Mossy Cells Control Adult Neural Stem Cell Quiescence and Maintenance through a Dynamic Balance between Direct and Indirect Pathways

Highlights

• MCs regulate NSCs through a balance between direct and indirect pathways

• NSC quiescence is differentially regulated by distinct MC activity states

• A small population of MCs exert a significant impact on NSC quiescence

• MC loss leads to transient activation of NSCs followed by pool depletion

Summary

Mossy cells (MCs) represent a major population of excitatory neurons in the adult dentate gyrus, a brain region where new neurons are generated from radial neural stem cells (rNSCs) throughout life. Little is known about the role of MCs in regulating rNSCs. Here we demonstrate that MC commissural projections structurally and functionally interact with rNSCs through both the direct glutamatergic MC-rNSC pathway and the indirect GABAergic MC-local interneuron-rNSC pathway.
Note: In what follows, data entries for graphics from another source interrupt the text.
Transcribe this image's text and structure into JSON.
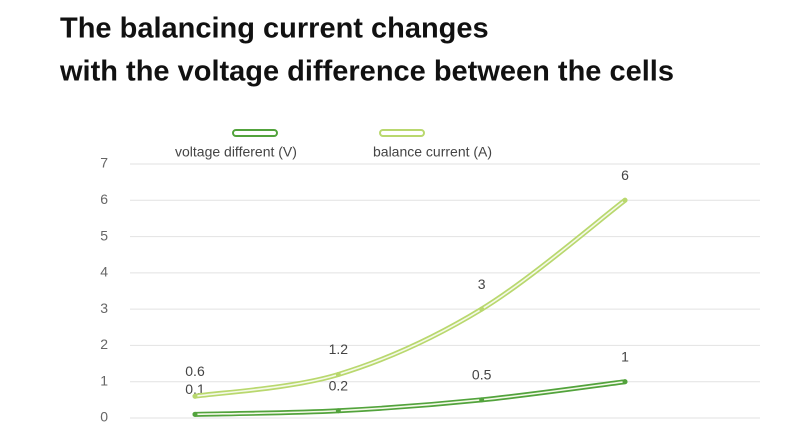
{
  "chart_data": {
    "type": "line",
    "title": [
      "The balancing current changes",
      "with the voltage difference between the cells"
    ],
    "categories": [
      null,
      null,
      null,
      null
    ],
    "series": [
      {
        "name": "voltage different  (V)",
        "color": "#52a33c",
        "values": [
          0.1,
          0.2,
          0.5,
          1
        ]
      },
      {
        "name": "balance current  (A)",
        "color": "#b9d86e",
        "values": [
          0.6,
          1.2,
          3,
          6
        ]
      }
    ],
    "ylim": [
      0,
      7
    ],
    "yticks": [
      0,
      1,
      2,
      3,
      4,
      5,
      6,
      7
    ],
    "grid": true,
    "legend": "top"
  }
}
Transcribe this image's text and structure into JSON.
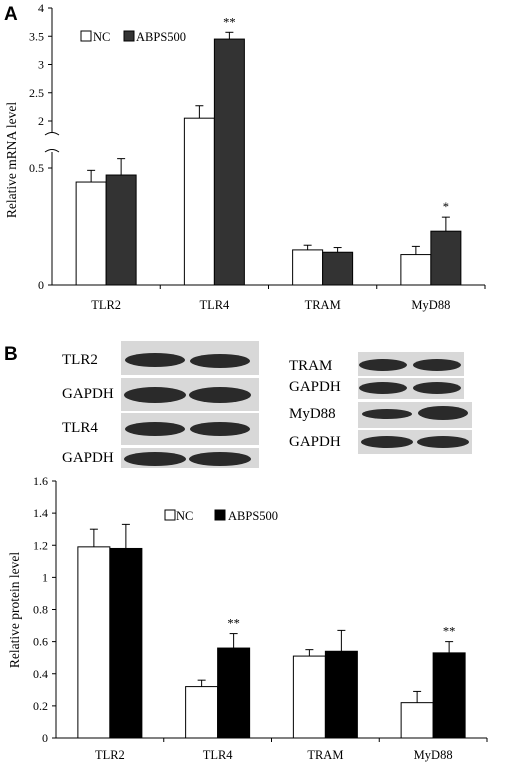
{
  "panels": {
    "a_letter": "A",
    "b_letter": "B"
  },
  "colors": {
    "nc_fill": "#ffffff",
    "abps_a_fill": "#333333",
    "abps_b_fill": "#000000",
    "blot_background": "#d8d8d8",
    "band": "#2a2a2a"
  },
  "blots": {
    "left": [
      {
        "label": "TLR2"
      },
      {
        "label": "GAPDH"
      },
      {
        "label": "TLR4"
      },
      {
        "label": "GAPDH"
      }
    ],
    "right": [
      {
        "label": "TRAM"
      },
      {
        "label": "GAPDH"
      },
      {
        "label": "MyD88"
      },
      {
        "label": "GAPDH"
      }
    ]
  },
  "chart_data": [
    {
      "panel": "A",
      "type": "bar",
      "ylabel": "Relative mRNA level",
      "categories": [
        "TLR2",
        "TLR4",
        "TRAM",
        "MyD88"
      ],
      "axis_break": {
        "lower": [
          0,
          0.5
        ],
        "upper": [
          2,
          4
        ]
      },
      "yticks": [
        "0",
        "0.5",
        "2",
        "2.5",
        "3",
        "3.5",
        "4"
      ],
      "legend": [
        "NC",
        "ABPS500"
      ],
      "legend_position": "top-left",
      "series": [
        {
          "name": "NC",
          "values": [
            0.44,
            2.05,
            0.15,
            0.13
          ],
          "errors": [
            0.05,
            0.22,
            0.02,
            0.035
          ]
        },
        {
          "name": "ABPS500",
          "values": [
            0.47,
            3.45,
            0.14,
            0.23
          ],
          "errors": [
            0.07,
            0.12,
            0.02,
            0.06
          ]
        }
      ],
      "significance": [
        {
          "category": "TLR4",
          "series": "ABPS500",
          "mark": "**"
        },
        {
          "category": "MyD88",
          "series": "ABPS500",
          "mark": "*"
        }
      ]
    },
    {
      "panel": "B",
      "type": "bar",
      "ylabel": "Relative protein level",
      "categories": [
        "TLR2",
        "TLR4",
        "TRAM",
        "MyD88"
      ],
      "ylim": [
        0,
        1.6
      ],
      "yticks": [
        "0",
        "0.2",
        "0.4",
        "0.6",
        "0.8",
        "1",
        "1.2",
        "1.4",
        "1.6"
      ],
      "legend": [
        "NC",
        "ABPS500"
      ],
      "legend_position": "top-center",
      "series": [
        {
          "name": "NC",
          "values": [
            1.19,
            0.32,
            0.51,
            0.22
          ],
          "errors": [
            0.11,
            0.04,
            0.04,
            0.07
          ]
        },
        {
          "name": "ABPS500",
          "values": [
            1.18,
            0.56,
            0.54,
            0.53
          ],
          "errors": [
            0.15,
            0.09,
            0.13,
            0.07
          ]
        }
      ],
      "significance": [
        {
          "category": "TLR4",
          "series": "ABPS500",
          "mark": "**"
        },
        {
          "category": "MyD88",
          "series": "ABPS500",
          "mark": "**"
        }
      ]
    }
  ]
}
Specifically, moderate MC activation increases rNSC quiescence through the dominant indirect pathway, while high MC activation increases rNSC activation through the dominant direct pathway. In contrast, MC inhibition or ablation leads to a transient increase of rNSC activation, but rNSC depletion only occurs after chronic ablation of MCs. Together, our study identifies MCs as a critical stem cell niche component that dynamically controls adult NSC quiescence and maintenance under various MC activity states through a balance of direct glutamatergic and indirect GABAergic signaling onto rNSCs.